Storing embedded schemas using :erlang.term_to_binary (ETF) instead of JSON?

tme_317 · March 8, 2019, 1:42pm

I have a data warehousing project where I need to store graphs of structs imported from hundreds of different data sources in a table. I know the typical way to do that (short of creating hundreds of associated tables) is to use Ecto’s embedded schemas and add a payload field of type :map to the database… in PostgreSQL under the hood it uses JSONB and serializes/de-serializes automatically.

Since I don’t ever have to use PG to query on the internals of the stored graphs and just want to be able to load the structs at runtime for rendering I was thinking about using a bytea field and a custom Ecto type to persist my arbitrary Elixir structs with compression (these highly nested structs can be huge) using :erlang.term_to_binary then deserialize with Plug.crypto.safe_binary_to_term when reading. Also I can de-dupe by storing a :sha256 of the payload as the primary key of this massive table since many of these imported data sources change very slowly and I will have to pull periodic updates from the sources.

Of course I plan to test to see how much performance and storage usage differs vs JSON but I don’t see why to convert to JSON and back when the data stays in Elixir for its entire lifetime and is never sent to JS or other external systems. The only thing that seems a bit scary to me when upgrading OTP versions is https://bugs.erlang.org/browse/ERL-431 but I guess I can always de-serialize, re-serialize, and recompute the new hash if/when they change ETF encoding in the future.

Is this a bad anti-pattern as I don’t see much evidence of this approach being used in the community? I’ve found several threads related to term_to_binary on this forum but none exactly applies to my idea.

lpil · March 8, 2019, 2:07pm

Seems sensible to me. Rihanna stores Job data using term_to_binary and it works well so far, though not being able to query it from Postgres can be annoying (thought this isn’t an issue for you).

I remember Joe Armstrong saying that term_to_binary is one of the best things about Erlang and that it’s rather underused.

tme_317 · March 8, 2019, 2:49pm

Thanks, really appreciate the feedback and also the example of storing terms in DB from a community library.

Offtopic but really loving what you are doing creating Gleam!

keathley · March 8, 2019, 3:02pm

We use term_to_binary and binary_to_term in a few specific places. Both functions are very useful. You do need to ensure that you aren’t going to deserialize anything potentially malicious since it’s possible to load functions and such.

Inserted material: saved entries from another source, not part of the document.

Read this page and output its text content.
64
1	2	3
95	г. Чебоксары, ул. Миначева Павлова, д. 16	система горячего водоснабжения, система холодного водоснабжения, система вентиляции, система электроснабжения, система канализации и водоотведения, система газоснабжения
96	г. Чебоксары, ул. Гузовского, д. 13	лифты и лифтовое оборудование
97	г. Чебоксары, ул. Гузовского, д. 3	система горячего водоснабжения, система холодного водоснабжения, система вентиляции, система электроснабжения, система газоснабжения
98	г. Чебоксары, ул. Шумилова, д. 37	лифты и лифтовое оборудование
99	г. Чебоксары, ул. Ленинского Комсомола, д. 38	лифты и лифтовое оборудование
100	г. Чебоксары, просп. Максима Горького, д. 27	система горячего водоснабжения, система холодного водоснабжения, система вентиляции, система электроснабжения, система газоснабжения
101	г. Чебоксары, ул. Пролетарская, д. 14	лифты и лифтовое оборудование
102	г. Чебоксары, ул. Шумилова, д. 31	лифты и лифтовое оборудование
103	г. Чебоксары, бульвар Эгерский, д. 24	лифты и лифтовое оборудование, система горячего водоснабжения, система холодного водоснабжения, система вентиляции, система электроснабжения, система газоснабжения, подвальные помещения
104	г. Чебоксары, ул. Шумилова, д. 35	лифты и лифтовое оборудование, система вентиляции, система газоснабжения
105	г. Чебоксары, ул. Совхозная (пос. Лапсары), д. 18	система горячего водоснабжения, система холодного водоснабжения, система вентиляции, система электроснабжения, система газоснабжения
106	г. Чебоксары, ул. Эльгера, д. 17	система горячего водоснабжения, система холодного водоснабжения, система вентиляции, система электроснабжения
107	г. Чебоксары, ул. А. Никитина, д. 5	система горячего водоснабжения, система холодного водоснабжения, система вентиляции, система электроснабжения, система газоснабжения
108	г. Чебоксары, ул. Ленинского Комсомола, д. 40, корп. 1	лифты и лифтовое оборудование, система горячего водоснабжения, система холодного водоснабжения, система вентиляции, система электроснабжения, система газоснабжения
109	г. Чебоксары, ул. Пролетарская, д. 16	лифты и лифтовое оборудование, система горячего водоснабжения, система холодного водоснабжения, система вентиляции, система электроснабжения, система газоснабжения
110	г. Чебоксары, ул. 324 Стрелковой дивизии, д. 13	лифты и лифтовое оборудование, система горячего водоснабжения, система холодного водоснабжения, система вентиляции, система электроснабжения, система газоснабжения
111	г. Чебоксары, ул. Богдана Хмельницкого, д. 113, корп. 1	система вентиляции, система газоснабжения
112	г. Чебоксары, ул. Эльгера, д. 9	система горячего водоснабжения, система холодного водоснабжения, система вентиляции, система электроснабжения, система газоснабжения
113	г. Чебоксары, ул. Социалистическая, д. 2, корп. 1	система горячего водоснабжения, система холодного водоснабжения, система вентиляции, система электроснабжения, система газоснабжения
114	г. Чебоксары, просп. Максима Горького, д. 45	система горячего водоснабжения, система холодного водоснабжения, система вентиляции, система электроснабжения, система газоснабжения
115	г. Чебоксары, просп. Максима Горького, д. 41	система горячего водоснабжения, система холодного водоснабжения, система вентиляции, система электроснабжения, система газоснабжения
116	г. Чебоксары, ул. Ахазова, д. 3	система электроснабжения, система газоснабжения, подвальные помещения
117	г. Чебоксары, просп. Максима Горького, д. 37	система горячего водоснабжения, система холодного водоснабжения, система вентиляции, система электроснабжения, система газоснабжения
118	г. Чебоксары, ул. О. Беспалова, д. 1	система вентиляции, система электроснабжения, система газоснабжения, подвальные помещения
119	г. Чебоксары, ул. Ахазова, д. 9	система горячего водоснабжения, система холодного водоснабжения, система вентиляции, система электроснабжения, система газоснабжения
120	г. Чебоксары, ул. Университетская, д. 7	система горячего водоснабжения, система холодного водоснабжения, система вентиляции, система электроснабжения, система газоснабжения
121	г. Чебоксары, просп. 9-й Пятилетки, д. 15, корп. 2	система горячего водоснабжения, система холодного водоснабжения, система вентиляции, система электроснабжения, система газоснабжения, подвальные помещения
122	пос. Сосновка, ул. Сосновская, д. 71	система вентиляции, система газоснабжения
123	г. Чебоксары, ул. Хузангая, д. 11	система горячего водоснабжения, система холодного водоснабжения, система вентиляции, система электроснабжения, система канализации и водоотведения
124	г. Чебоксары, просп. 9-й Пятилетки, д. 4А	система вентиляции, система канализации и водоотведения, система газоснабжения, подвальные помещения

You should also make sure to benchmark both against Jason or jiffy or your json serializer of choice. We tested against some of our payloads and term_to_binary was quite a bit slower then just using json. Those situations were definitely edge cases but you’ll want to test to make sure you’re getting the benefits you want.

ConnorRigby · March 8, 2019, 3:47pm

I’d also like to point out that the ETF is versioned, and an updated version could break stored data causing complex data migration. Look at the docs for more info. i seem to remember them talking about this in the distribution section.